The pro-life movement must respond in two ways. First, from an educational perspective, we must simplify our message. Our most powerful argument is victim photography, the pictorial evidence of what happens to a baby during an abortion. Polling data indicates that this imagery has a huge effect on the way people view abortion, removing the issue from the abstract realm of “healthcare” and confronting the public with the reality of a human being with a face. Dr. Michael New recently highlighted how this strategy was successful in a 1972 Michigan referendum (and indeed, groups like Created Equal regularly employ these tactics). If we do not show people what abortion is, they cannot understand the stakes.

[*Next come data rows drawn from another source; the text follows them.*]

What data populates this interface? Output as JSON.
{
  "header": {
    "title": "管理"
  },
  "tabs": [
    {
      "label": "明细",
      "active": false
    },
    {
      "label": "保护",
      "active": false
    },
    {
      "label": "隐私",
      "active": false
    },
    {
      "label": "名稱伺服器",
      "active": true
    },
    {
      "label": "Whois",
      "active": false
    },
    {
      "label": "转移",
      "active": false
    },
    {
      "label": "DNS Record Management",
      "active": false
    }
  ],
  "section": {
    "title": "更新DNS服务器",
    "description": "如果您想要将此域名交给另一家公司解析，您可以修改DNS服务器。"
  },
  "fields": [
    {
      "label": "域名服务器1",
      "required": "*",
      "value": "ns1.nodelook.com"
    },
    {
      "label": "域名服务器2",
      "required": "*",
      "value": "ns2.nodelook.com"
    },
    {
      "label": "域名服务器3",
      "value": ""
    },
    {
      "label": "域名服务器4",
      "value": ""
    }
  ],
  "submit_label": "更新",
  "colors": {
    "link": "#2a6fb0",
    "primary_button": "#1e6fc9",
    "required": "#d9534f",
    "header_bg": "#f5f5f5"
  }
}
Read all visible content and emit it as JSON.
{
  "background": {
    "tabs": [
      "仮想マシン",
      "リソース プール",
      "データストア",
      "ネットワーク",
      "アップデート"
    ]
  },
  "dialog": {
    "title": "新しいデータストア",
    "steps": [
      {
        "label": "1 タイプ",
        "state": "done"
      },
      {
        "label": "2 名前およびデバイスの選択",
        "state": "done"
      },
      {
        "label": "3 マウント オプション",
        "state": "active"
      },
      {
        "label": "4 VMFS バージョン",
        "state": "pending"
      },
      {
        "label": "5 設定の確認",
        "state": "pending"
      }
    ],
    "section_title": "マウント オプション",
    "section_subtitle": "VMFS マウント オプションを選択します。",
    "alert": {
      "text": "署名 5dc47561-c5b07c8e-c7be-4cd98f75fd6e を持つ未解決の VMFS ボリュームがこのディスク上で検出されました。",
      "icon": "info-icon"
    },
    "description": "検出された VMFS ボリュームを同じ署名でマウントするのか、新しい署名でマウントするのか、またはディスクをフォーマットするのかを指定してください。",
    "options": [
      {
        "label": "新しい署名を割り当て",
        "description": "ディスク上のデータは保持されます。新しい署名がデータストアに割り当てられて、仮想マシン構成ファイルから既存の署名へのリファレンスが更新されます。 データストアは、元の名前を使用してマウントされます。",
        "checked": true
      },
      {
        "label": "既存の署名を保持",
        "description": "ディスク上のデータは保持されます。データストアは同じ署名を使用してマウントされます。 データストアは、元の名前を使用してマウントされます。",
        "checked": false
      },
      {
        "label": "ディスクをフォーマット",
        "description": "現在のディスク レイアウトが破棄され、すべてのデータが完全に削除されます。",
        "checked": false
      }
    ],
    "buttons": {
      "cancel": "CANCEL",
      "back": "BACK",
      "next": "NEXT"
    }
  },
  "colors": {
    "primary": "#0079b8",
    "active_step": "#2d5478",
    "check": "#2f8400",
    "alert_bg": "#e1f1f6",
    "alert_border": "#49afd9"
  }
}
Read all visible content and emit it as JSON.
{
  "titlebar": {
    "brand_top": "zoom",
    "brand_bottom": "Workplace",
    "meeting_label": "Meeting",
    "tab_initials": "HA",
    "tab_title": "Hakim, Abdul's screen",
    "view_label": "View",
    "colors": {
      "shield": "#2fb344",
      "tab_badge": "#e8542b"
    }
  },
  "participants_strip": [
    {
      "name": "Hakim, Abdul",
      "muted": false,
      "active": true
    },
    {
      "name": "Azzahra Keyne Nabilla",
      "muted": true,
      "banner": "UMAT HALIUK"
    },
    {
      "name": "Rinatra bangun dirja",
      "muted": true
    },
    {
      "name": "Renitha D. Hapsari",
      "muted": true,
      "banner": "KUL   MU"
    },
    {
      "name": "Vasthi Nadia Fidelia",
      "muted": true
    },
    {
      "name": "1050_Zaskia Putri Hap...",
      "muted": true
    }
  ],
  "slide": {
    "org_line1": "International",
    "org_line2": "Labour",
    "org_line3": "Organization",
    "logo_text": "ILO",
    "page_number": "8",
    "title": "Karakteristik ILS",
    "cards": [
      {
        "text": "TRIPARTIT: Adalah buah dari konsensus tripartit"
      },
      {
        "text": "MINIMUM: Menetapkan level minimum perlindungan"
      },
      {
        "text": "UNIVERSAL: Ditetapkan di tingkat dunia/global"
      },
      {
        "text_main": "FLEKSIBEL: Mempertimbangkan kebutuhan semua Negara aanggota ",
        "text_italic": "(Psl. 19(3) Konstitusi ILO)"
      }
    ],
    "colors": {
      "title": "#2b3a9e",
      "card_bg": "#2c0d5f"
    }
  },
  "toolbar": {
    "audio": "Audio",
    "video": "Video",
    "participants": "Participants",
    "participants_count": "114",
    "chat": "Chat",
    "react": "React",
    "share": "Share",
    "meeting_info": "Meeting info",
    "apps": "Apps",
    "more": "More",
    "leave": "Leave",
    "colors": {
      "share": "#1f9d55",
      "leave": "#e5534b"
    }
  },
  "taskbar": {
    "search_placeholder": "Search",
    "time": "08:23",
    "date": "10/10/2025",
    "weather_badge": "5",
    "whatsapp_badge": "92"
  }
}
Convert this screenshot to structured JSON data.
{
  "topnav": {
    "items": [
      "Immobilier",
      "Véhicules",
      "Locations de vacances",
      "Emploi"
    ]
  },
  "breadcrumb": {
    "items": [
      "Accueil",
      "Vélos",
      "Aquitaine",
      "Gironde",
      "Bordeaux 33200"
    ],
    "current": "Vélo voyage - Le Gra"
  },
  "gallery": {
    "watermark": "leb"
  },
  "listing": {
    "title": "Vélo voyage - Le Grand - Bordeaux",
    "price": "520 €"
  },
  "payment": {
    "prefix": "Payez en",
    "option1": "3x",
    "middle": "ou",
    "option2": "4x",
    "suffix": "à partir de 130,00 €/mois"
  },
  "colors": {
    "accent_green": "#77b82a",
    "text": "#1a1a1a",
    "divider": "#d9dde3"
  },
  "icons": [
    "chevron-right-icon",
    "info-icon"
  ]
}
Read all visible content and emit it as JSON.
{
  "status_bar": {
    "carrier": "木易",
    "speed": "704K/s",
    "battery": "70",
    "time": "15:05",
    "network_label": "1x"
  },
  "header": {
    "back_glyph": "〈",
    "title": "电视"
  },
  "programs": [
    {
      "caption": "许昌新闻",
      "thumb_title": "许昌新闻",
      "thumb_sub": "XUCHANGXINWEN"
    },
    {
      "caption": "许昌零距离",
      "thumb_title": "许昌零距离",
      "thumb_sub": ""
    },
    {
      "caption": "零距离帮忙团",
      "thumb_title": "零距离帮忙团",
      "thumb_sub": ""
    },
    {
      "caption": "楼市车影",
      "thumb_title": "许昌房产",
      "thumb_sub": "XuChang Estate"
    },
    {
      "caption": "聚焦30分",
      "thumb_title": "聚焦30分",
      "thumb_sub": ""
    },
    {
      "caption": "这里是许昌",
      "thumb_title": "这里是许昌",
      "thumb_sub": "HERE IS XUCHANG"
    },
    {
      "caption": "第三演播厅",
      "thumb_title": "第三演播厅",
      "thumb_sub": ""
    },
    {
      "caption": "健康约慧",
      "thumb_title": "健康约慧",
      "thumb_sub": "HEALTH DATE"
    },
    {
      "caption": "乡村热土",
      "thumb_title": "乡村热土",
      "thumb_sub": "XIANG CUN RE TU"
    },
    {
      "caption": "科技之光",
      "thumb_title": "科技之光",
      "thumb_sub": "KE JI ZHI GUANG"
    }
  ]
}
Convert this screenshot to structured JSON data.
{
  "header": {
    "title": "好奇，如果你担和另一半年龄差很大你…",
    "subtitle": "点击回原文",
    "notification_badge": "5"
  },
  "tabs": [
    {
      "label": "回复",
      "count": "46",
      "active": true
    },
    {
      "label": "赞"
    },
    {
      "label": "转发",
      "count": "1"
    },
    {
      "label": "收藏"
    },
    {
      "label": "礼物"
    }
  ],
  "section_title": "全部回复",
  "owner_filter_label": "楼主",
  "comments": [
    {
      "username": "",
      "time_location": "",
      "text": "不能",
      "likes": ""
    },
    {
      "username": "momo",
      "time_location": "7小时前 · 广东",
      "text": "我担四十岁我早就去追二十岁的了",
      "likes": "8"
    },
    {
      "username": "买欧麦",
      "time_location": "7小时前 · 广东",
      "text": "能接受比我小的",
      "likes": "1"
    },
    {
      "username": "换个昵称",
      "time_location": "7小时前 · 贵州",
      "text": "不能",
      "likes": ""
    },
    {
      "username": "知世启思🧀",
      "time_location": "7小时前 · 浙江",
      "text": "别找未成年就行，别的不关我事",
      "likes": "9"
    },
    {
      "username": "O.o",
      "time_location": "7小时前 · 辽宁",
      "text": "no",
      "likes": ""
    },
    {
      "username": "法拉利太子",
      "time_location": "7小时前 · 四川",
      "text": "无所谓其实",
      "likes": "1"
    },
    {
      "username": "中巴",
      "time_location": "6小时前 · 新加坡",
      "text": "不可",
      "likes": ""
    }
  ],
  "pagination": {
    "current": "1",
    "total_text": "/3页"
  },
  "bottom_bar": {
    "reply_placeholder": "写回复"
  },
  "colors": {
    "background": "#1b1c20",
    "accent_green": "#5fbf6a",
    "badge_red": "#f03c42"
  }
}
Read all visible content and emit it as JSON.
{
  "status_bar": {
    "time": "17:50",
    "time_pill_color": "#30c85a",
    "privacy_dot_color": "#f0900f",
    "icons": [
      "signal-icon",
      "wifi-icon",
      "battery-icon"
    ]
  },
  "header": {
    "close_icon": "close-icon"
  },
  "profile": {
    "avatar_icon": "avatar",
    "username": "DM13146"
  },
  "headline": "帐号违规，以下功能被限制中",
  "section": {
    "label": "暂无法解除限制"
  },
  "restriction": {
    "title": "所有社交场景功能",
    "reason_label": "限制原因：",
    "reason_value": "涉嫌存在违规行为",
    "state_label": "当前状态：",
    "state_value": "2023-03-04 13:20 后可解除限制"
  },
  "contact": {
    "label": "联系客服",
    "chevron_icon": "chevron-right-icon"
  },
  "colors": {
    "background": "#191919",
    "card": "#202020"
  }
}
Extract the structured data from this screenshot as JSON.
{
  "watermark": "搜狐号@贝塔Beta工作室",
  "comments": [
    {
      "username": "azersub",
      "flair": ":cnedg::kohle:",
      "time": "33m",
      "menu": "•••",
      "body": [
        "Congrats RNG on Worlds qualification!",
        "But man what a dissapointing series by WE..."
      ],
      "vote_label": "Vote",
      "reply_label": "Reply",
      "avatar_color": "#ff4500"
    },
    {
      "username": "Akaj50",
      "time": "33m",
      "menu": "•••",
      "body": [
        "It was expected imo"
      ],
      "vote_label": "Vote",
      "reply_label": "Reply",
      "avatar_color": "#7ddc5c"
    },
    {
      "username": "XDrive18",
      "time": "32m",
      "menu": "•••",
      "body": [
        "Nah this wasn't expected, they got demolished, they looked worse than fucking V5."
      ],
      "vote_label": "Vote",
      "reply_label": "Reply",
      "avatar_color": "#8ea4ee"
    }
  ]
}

Second, from a political perspective, it is essential to blunt the advantages that direct democracy lends to the abortion movement. (Although it bears mentioning, as New points out, that pro-lifers successfully used direct democracy to end tax funding of abortion in West Virginia in 2018 and to achieve parental consent laws in Montana, Alaska, and Florida.) It is true that the pro-life movement experienced devastating losses during the midterms. It is also true that governors who signed strong pro-life laws—Ron DeSantis (FL), Greg Abbott (TX), and Mike DeWine (OH)—swept to victory by wide margins. States have been consistently passing pro-life laws, and those laws have already resulted in a discernible drop in the abortion rate. Despite setbacks, despair is unwarranted.
In the words of Christen Pollo of Protect Life Michigan, one of many tireless activists who left it all on the field: “We mourn today. But tomorrow, we get back to work. It is now up to all of us to be advocates for the unborn. We are needed now more than ever. Rest assured: if abortion doesn’t stop, neither do we.”
Jonathon Van Maren is the author of Patriots: The Untold Story of Ireland’s Pro-Life Movement.